Had they rolled out Kobe or LeBron or Melo, it wouldn't have made a difference. I was destined to be disappointed.
No offence, NBA. But you ain't the NHL. One might argue that's obvious because the basketballers actually played a game in Winnipeg Wednesday night.
The Jets? Not so much. In fact, blue-liner Zach Bogosian cracked open his own wallet to purchase tickets for this event. No doubt, the irony was not lost on Zach.
His league is locked out and he's popping for hoops tickets. Gross.
The disparity in action, say this time last year vs. right now, did not escape 21-year-old University of Manitoba student Devon Kirkwood.
"I'm a Jets fan. I'd rather be at a hockey game -- hands down. This is better than nothing but really that's what we have right now. Nothing," said Kirkwood. "It really hits home when you look up and see the Fuelled by Passion sign. And we have nothing to be passionate about right now."
Game, set, match. Thanks for the column, Devon.

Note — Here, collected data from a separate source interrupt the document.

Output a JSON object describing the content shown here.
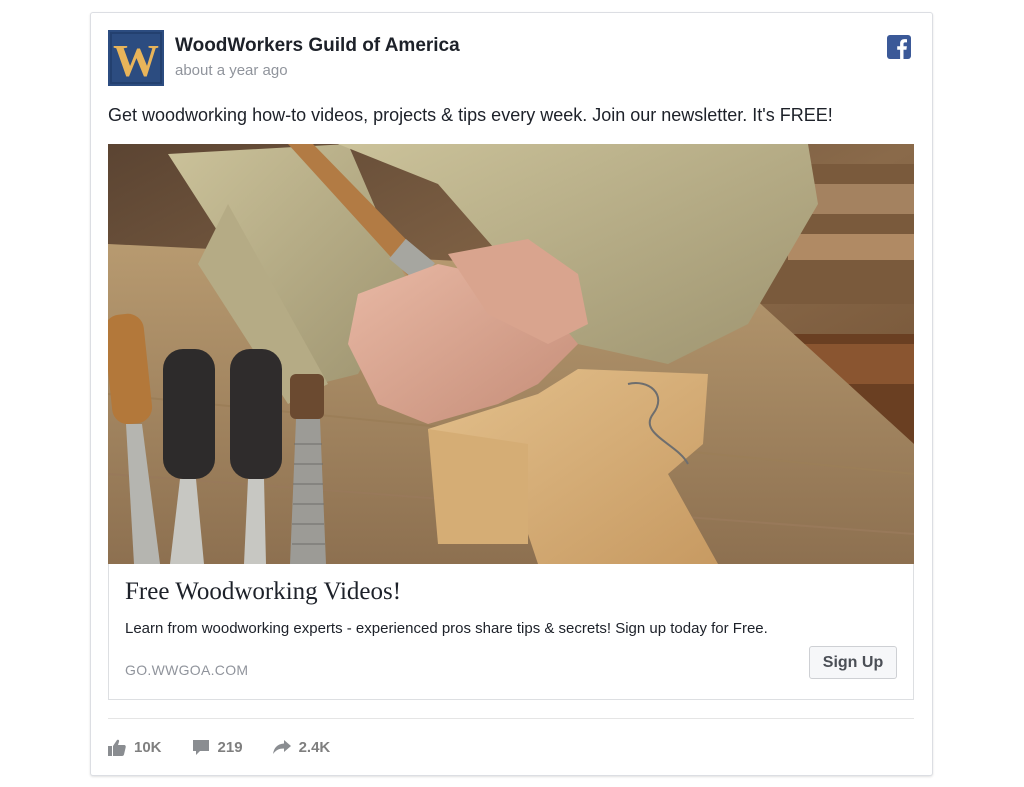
{
  "post": {
    "page_name": "WoodWorkers Guild of America",
    "timestamp": "about a year ago",
    "text": "Get woodworking how-to videos, projects & tips every week. Join our newsletter. It's FREE!",
    "avatar_letter": "W",
    "brand_color": "#3b5998"
  },
  "link": {
    "title": "Free Woodworking Videos!",
    "description": "Learn from woodworking experts - experienced pros share tips & secrets! Sign up today for Free.",
    "domain": "GO.WWGOA.COM",
    "cta_label": "Sign Up"
  },
  "engagement": {
    "likes": "10K",
    "comments": "219",
    "shares": "2.4K"
  },
  "icons": {
    "facebook": "facebook-icon",
    "like": "thumbs-up-icon",
    "comment": "comment-icon",
    "share": "share-arrow-icon"
  }
}
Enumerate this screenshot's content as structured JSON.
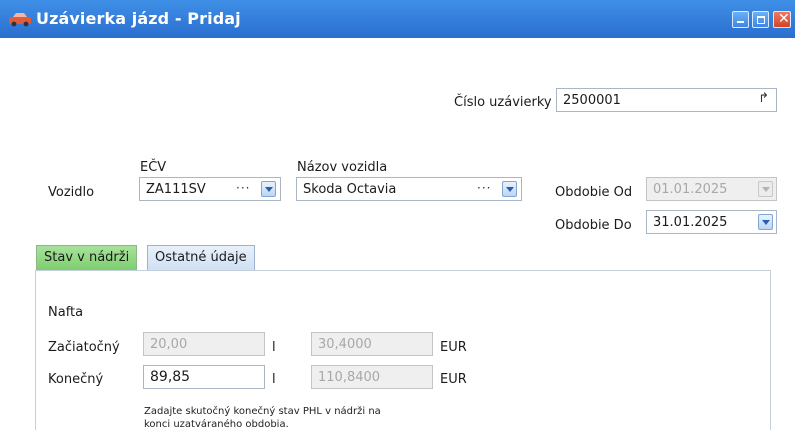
{
  "window": {
    "title": "Uzávierka jázd - Pridaj"
  },
  "header": {
    "closure_number_label": "Číslo uzávierky",
    "closure_number_value": "2500001"
  },
  "vehicle": {
    "label": "Vozidlo",
    "ecv_label": "EČV",
    "ecv_value": "ZA111SV",
    "name_label": "Názov vozidla",
    "name_value": "Škoda Octavia",
    "dots": "···"
  },
  "period": {
    "from_label": "Obdobie Od",
    "from_value": "01.01.2025",
    "to_label": "Obdobie Do",
    "to_value": "31.01.2025"
  },
  "tabs": [
    {
      "label": "Stav v nádrži",
      "active": true
    },
    {
      "label": "Ostatné údaje",
      "active": false
    }
  ],
  "fuel": {
    "type": "Nafta",
    "start_label": "Začiatočný",
    "start_volume": "20,00",
    "start_unit": "l",
    "start_amount": "30,4000",
    "start_currency": "EUR",
    "end_label": "Konečný",
    "end_volume": "89,85",
    "end_unit": "l",
    "end_amount": "110,8400",
    "end_currency": "EUR",
    "note_line1": "Zadajte skutočný konečný stav PHL v nádrži na",
    "note_line2": "konci uzatváraného obdobia."
  },
  "icons": {
    "app": "car-icon",
    "minimize": "minimize-icon",
    "maximize": "maximize-icon",
    "close": "close-icon",
    "cursor": "cursor-icon"
  },
  "colors": {
    "titlebar": "#2a6fcf",
    "active_tab": "#7ccd6d",
    "close_button": "#d34327"
  }
}
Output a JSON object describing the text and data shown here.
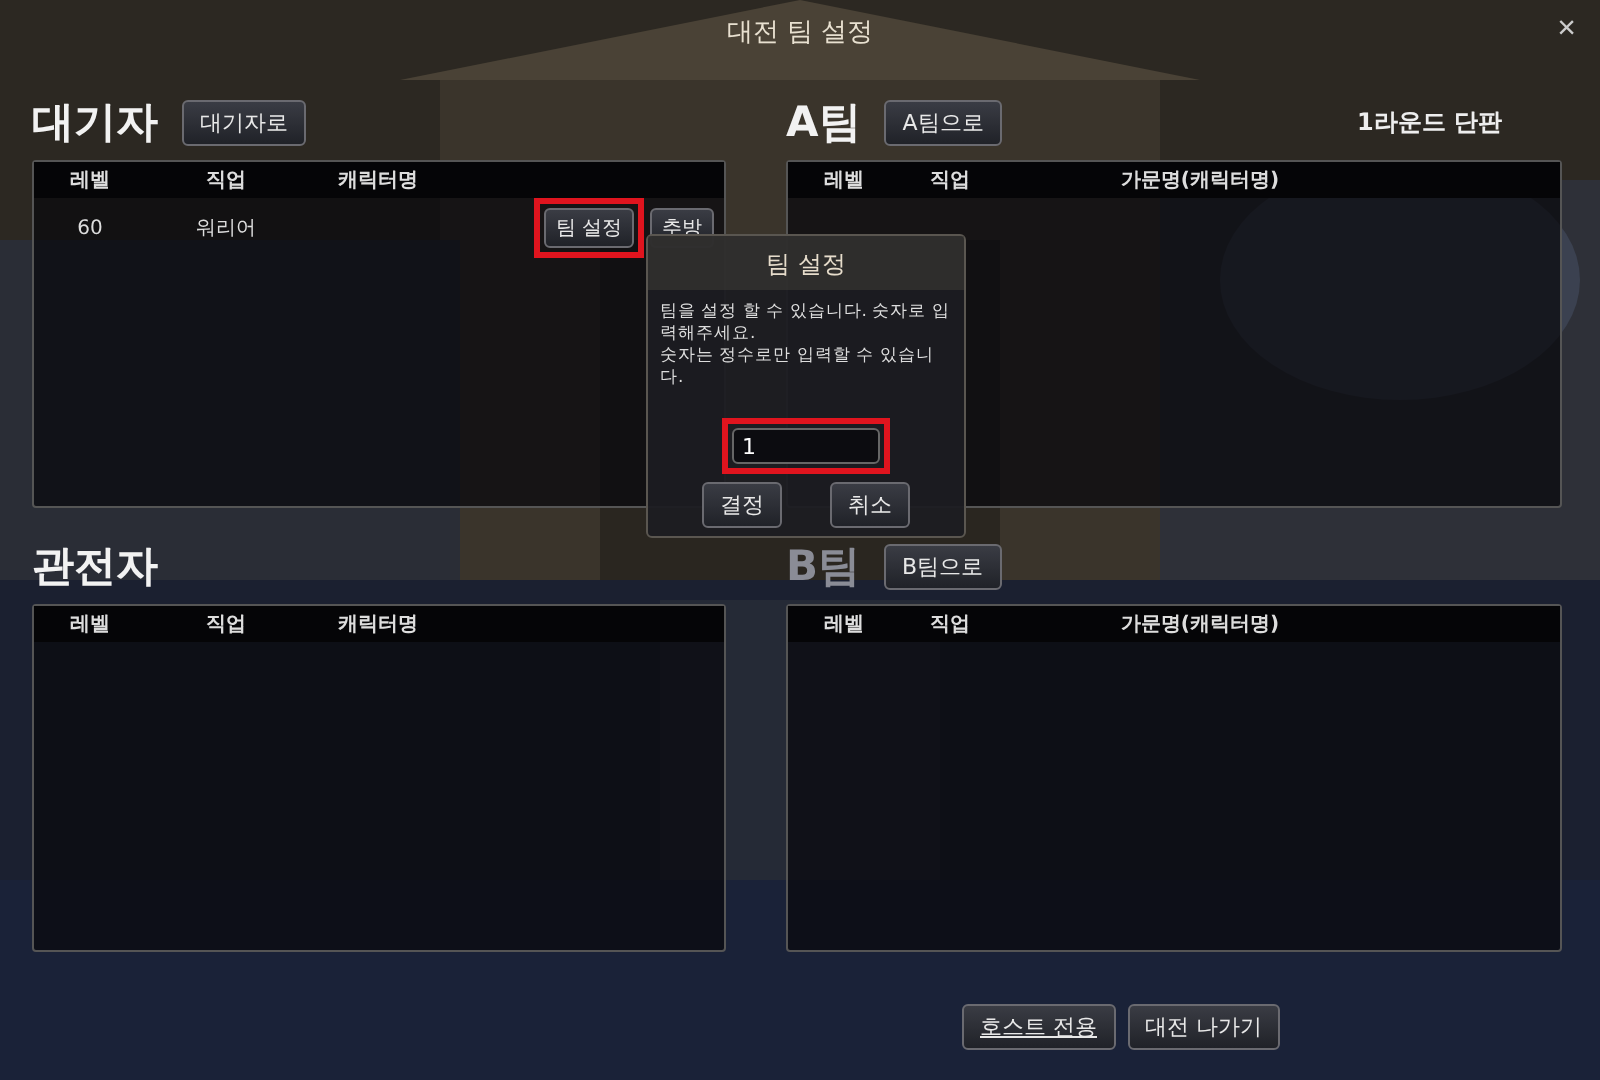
{
  "window": {
    "title": "대전 팀 설정",
    "close": "×"
  },
  "waiting": {
    "title": "대기자",
    "move_button": "대기자로",
    "columns": [
      "레벨",
      "직업",
      "캐릭터명"
    ],
    "rows": [
      {
        "level": "60",
        "class": "워리어",
        "team_button": "팀 설정",
        "team_button_highlighted": true,
        "kick_button": "추방"
      }
    ]
  },
  "team_a": {
    "title": "A팀",
    "move_button": "A팀으로",
    "round_info": "1라운드 단판",
    "columns": [
      "레벨",
      "직업",
      "가문명(캐릭터명)"
    ]
  },
  "spectators": {
    "title": "관전자",
    "columns": [
      "레벨",
      "직업",
      "캐릭터명"
    ]
  },
  "team_b": {
    "title": "B팀",
    "move_button": "B팀으로",
    "columns": [
      "레벨",
      "직업",
      "가문명(캐릭터명)"
    ]
  },
  "footer_buttons": [
    "호스트 전용",
    "대전 나가기"
  ],
  "dialog": {
    "title": "팀 설정",
    "message_lines": [
      "팀을 설정 할 수 있습니다. 숫자로 입력해주세요.",
      "숫자는 정수로만 입력할 수 있습니다."
    ],
    "input": {
      "value": "1",
      "highlighted": true
    },
    "buttons": [
      "결정",
      "취소"
    ]
  }
}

Maybe I shouldn't be so cranky.
The last time the NBA came to town for a pre-season game, the rest of the local media and myself were thrilled to have a look at the big show. It was 2005 and the Toronto Raptors played host to the Portland Trailblazers. NHL was still a bad combination of letters in Winnipeg. We hadn't yet begun to dream.
But the genie can't be stuffed back in the bottle. Winnipeg is an NHL town once again and while the distraction of a basketball game in the autumn of our discontent seemed like a good idea on the surface, it only served to remind me of what was missing.

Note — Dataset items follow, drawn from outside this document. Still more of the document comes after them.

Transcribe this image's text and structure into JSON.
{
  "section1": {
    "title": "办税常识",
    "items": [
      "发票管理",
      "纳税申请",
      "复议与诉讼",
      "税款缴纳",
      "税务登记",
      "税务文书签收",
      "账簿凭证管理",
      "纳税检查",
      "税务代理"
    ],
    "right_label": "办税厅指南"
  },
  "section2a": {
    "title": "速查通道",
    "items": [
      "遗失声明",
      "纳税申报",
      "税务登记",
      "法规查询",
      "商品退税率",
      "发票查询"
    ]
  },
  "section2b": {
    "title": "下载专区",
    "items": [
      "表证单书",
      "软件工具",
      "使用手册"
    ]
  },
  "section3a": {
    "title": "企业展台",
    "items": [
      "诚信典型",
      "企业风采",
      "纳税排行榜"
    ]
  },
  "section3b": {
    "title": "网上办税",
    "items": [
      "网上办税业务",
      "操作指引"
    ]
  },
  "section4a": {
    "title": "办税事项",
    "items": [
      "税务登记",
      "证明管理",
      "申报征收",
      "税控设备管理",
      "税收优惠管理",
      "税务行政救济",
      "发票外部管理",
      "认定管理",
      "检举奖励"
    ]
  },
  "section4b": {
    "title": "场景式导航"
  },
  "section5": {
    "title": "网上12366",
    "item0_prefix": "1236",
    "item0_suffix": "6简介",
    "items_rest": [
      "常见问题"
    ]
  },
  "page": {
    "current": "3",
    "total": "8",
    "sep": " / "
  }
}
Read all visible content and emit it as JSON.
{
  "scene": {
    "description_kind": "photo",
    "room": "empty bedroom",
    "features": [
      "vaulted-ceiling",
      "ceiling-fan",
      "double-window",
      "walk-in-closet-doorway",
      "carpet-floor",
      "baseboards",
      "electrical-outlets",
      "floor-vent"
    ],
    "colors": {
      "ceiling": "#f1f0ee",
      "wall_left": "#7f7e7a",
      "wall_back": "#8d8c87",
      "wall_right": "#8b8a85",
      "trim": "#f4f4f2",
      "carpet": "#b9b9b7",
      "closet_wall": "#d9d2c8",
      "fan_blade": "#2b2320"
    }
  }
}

Lots of people appeared to have fun at the game and I won't pretend to speak for them. Basketball is a great game and I'm sure on a sweaty night in L.A. there's nothing like it.
But this is 2012 Winnipeg and not 2005 Winnipeg. We've had another taste of the good life. Anything else comes up a gasping second.

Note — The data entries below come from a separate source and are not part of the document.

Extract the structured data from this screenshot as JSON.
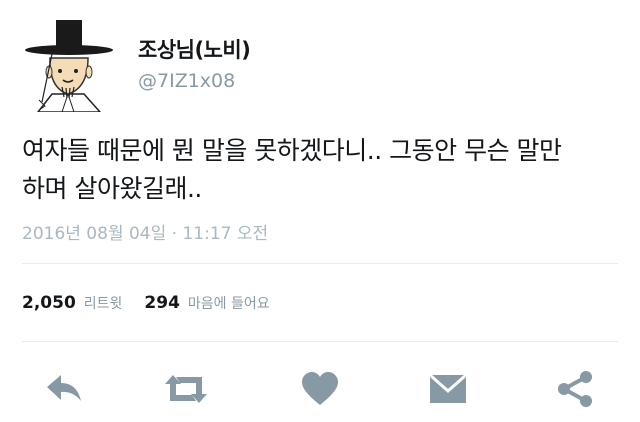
{
  "user": {
    "display_name": "조상님(노비)",
    "handle": "@7IZ1x08",
    "avatar_icon": "gat-hat-man-avatar"
  },
  "tweet": {
    "text_line1": "여자들 때문에 뭔 말을 못하겠다니.. 그동안 무슨 말만",
    "text_line2": "하며 살아왔길래..",
    "timestamp": "2016년 08월 04일 · 11:17 오전"
  },
  "stats": {
    "retweets_count": "2,050",
    "retweets_label": "리트윗",
    "likes_count": "294",
    "likes_label": "마음에 들어요"
  },
  "actions": [
    {
      "name": "reply",
      "icon": "reply-icon"
    },
    {
      "name": "retweet",
      "icon": "retweet-icon"
    },
    {
      "name": "like",
      "icon": "heart-icon"
    },
    {
      "name": "message",
      "icon": "envelope-icon"
    },
    {
      "name": "share",
      "icon": "share-icon"
    }
  ],
  "colors": {
    "icon": "#8899a6",
    "text_primary": "#14171a",
    "text_secondary": "#8899a6"
  }
}
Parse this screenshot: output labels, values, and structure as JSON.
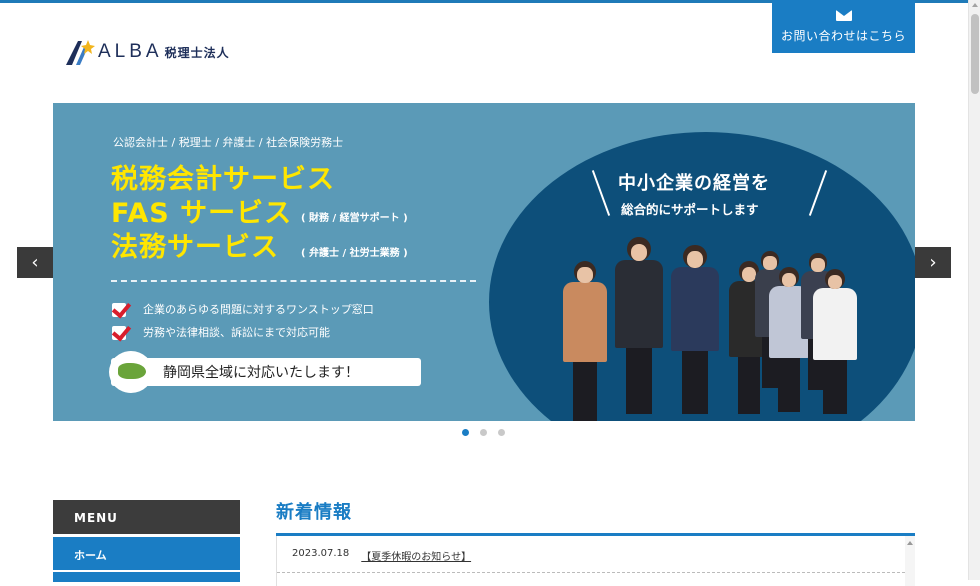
{
  "header": {
    "logo_text": "ALBA",
    "logo_sub": "税理士法人",
    "contact_label": "お問い合わせはこちら",
    "contact_icon": "mail-icon"
  },
  "slider": {
    "qualifications": "公認会計士 / 税理士 / 弁護士 / 社会保険労務士",
    "line1": "税務会計サービス",
    "line2": "FAS サービス",
    "line2_sub": "( 財務 / 経営サポート )",
    "line3": "法務サービス",
    "line3_sub": "( 弁護士 / 社労士業務 )",
    "check1": "企業のあらゆる問題に対するワンストップ窓口",
    "check2": "労務や法律相談、訴訟にまで対応可能",
    "region": "静岡県全域に対応いたします！",
    "circle_title": "中小企業の経営を",
    "circle_sub": "総合的にサポートします",
    "prev_label": "‹",
    "next_label": "›",
    "dots_count": 3,
    "active_dot": 1
  },
  "menu": {
    "title": "MENU",
    "items": [
      {
        "label": "ホーム"
      }
    ]
  },
  "news": {
    "title": "新着情報",
    "items": [
      {
        "date": "2023.07.18",
        "title": "【夏季休暇のお知らせ】"
      }
    ]
  },
  "colors": {
    "brand_blue": "#1a7dc4",
    "slider_bg": "#5b9ab7",
    "circle_bg": "#0d4f7a",
    "headline_yellow": "#ffe600"
  }
}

Recently, a good friend of mine suggested I take myself a little less seriously in my column. This is where I would usually get on my sagging soapbox and rant and rave about the greed of NHL owners and players.
But I'm supposed to laugh a little more at myself and be a touch more self-deprecating.
So, yeah, the media meal was free and yes I hit the buffet twice and grabbed a couple cookies on the way out. So the night wasn't a total loss. Just ask my waistline. Insert rim shot here.
The Timberwolves Dance Team? I won't lie. I had a look.
The promotional contests were different than those at hockey games. Refreshing? Sure.
Visually, and even moreso from a seat down low where I was lucky enough to be placed, the NBA is appealing. Giants performing ballet with a ball. They leap and twist, mixing finesse with unmistakable power.
Complex and multi-layered strategy laid over a game with more street in it than any of our major sports.
Every move is planned out and then with the flick of wrist the ball bangs off the glass and it's a primal battle for possession.
All this, however, left me empty. The squeak of sneakers irked me. Only the shoosh, shoosh, shoosh of skates cutting ice could soothe a Winnipegger these days and that sound has been bottled up in a New York boardroom.
Oh, yeah, the Timberwolves beat the Pistons, 95-76 before an announced house of 12,163.
All in all it was fine. If that's what you want out of your night at the arena.
But painted against the backdrop of 15,004 people putting on their own rock show for the players to skate and bang to, it comes up a touch cold.
It's looking like we'll need to find ways to keep ourselves busy without the NHL for a while longer and we've had 15 years of recent experience with that so Winnipeg will figure it out.
But this was like salt in the wound.
A wound we thought we'd closed, once and for all.